Wenn er jetzt, anstatt ihr zu komplimentieren, auf ihre rosa Knospen starren würde. Dann würde sie, ganz Dame, sich an den Godetsaum fassen und den Stoff über ihre Schenkel legen, die Knie so spreizen das er ihre Lust riechen könnte. Er würde vielleicht seinen Gehstock nehmen und ihr damit die Schenkel innen streichen, bis ganz hinauf und ein wenig hinein. Sie müsste die Knöpfe der Bluse öffnen und er würde ein wenig verspielt an ihr zupfen. Auf dem Heimweg würde er eine einzige Rose kaufen um später damit ihr zartes Hinterfleisch zu bearbeiten, das sie ihm, mit erhobenem Rock, über den Chippendaletisch gelegt, präsentierte.
skurril
wäre, denkt er, wenn sie mein braves Tierchen wäre und mit der schwarzglänzenden Maske mir gegenüber sitzen würde.
Ich könnte sie unter den Tisch befehligen, wo sie zwischen meinen Knien sitzen dürfte und ganz vergnüglich an mir sein müsste. Und jedes Mal wenn sie dabei mit den Zähnen, oder sogar mit dem Kopf gegen den Tisch, dass das Geschirr scheppert, dann würde er eines von den Zahnhölzchen nehmen, es ordentlich an der Tischkante aufgereiht, mit den anderen in eine Reihe legen.
Und wenn sie ihn wieder gesäubert und einversteckt hätte, dann müsste sie aufstehen und reumütig sich über das gestärkte Weiß des Tischdeckendamasts beugen. Er würde ihr den Rock nach oben schlagen und dann sie, mit der Gerte mit dem ziselierten Griff. Und sie würde bei jedem Schlag eines der Hölzchen nehmen und es wieder zurücktun in das Silbergefäß.
Und nach dem dritten Schlag hätten sich alle umgedreht und würden einer nach dem anderen laut mitzählen, wie sie langsam von hinten errötet.
Und dann würden sie eine Zugabe verlangen, weil er so ein Meister mit seinem Werkzeug ist.
Und alles, alles würde enden in einem Riesenapplaus mit standig ovations und zugeworfenen Blumenbouquets.
Und er würde sein Tierchen herumschicken mit ihrem Schleierhütchen, müsste sie kriechen und Tisch um Tisch um eine milde Gabe betteln.
Und jeder der etwas verspürte, der dürfte dann auch, für den ein oder anderen Schein.
Dann würde sie brav wieder zu ihm kommen und er würde das Geld nehmen und es der Dina mit den großen Brüsten in die Abwaschküche bringen. Die würde sich verschwitzt die Haare von den roten Wangen streichen und er dürfte einmal sein Gesicht in ihr vergraben.
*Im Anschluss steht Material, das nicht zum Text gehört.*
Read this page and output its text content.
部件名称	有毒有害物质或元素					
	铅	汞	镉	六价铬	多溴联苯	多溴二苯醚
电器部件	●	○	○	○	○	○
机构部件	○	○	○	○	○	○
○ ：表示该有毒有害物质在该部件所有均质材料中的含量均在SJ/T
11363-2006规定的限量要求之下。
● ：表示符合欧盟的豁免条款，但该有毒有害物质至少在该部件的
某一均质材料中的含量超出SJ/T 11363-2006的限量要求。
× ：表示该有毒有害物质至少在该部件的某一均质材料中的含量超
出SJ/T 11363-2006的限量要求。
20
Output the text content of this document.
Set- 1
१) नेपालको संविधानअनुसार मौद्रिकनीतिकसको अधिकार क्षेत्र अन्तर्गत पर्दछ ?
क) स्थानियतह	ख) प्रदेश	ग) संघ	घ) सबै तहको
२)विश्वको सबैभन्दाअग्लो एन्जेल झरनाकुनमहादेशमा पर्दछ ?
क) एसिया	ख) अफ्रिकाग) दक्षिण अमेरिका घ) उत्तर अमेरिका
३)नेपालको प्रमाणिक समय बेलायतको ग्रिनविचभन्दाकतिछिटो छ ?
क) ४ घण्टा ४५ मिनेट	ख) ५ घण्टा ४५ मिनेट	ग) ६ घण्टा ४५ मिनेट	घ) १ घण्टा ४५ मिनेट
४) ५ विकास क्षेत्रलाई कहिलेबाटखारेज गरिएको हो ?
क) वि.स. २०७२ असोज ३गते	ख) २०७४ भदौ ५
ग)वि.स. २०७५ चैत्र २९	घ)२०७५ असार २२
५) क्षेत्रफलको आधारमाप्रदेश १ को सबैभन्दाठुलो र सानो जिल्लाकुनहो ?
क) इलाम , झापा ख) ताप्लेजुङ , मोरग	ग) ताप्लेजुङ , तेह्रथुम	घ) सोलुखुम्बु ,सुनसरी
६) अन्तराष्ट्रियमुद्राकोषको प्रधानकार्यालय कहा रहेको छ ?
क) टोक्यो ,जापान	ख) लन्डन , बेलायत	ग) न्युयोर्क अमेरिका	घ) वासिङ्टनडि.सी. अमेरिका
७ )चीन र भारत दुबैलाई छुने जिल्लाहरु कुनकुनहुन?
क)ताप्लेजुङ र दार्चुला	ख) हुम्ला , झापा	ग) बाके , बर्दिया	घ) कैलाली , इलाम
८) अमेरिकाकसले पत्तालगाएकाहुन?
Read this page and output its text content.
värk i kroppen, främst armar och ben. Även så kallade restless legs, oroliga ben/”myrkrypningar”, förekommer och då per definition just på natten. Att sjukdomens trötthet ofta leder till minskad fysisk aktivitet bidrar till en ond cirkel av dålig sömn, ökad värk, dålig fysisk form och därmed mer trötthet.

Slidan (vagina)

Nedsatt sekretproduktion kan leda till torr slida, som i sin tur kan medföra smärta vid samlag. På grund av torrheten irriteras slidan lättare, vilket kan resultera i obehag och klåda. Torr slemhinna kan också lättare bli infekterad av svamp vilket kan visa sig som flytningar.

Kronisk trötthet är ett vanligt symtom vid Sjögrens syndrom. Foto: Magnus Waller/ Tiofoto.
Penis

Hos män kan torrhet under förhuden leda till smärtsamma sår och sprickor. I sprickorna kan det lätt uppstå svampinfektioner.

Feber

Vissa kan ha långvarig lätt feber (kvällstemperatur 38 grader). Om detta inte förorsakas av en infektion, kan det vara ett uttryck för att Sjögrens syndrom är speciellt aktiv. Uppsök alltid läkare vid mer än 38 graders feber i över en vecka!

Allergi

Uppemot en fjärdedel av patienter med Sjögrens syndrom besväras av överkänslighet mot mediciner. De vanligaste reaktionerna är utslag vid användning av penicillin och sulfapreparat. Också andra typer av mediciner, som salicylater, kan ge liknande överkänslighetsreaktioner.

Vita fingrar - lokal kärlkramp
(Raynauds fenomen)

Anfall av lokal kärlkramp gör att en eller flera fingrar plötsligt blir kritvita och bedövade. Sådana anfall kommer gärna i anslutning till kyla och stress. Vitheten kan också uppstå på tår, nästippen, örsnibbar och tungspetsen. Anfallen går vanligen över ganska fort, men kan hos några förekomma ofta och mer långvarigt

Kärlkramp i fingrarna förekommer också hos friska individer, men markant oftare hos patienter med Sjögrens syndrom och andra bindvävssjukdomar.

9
Mit ihrem Geruch noch im Bart würde er sein Tierchen an die Leine nehmen und an der Tür würden sie sich noch einmal umdrehen und sich verneigen.
"Frollein, zahlen bittschön!"
Großmännisch legt er ein Trinkgeld obenauf und hilft ihr galant in den pelzbesetzten Mantel.
Jetzt noch ein wenig Fiaker-Romantik, dann würde sie wohl wollen mögen zur Nacht. Vielleicht sollten sie noch wo so eine Gerte kaufen.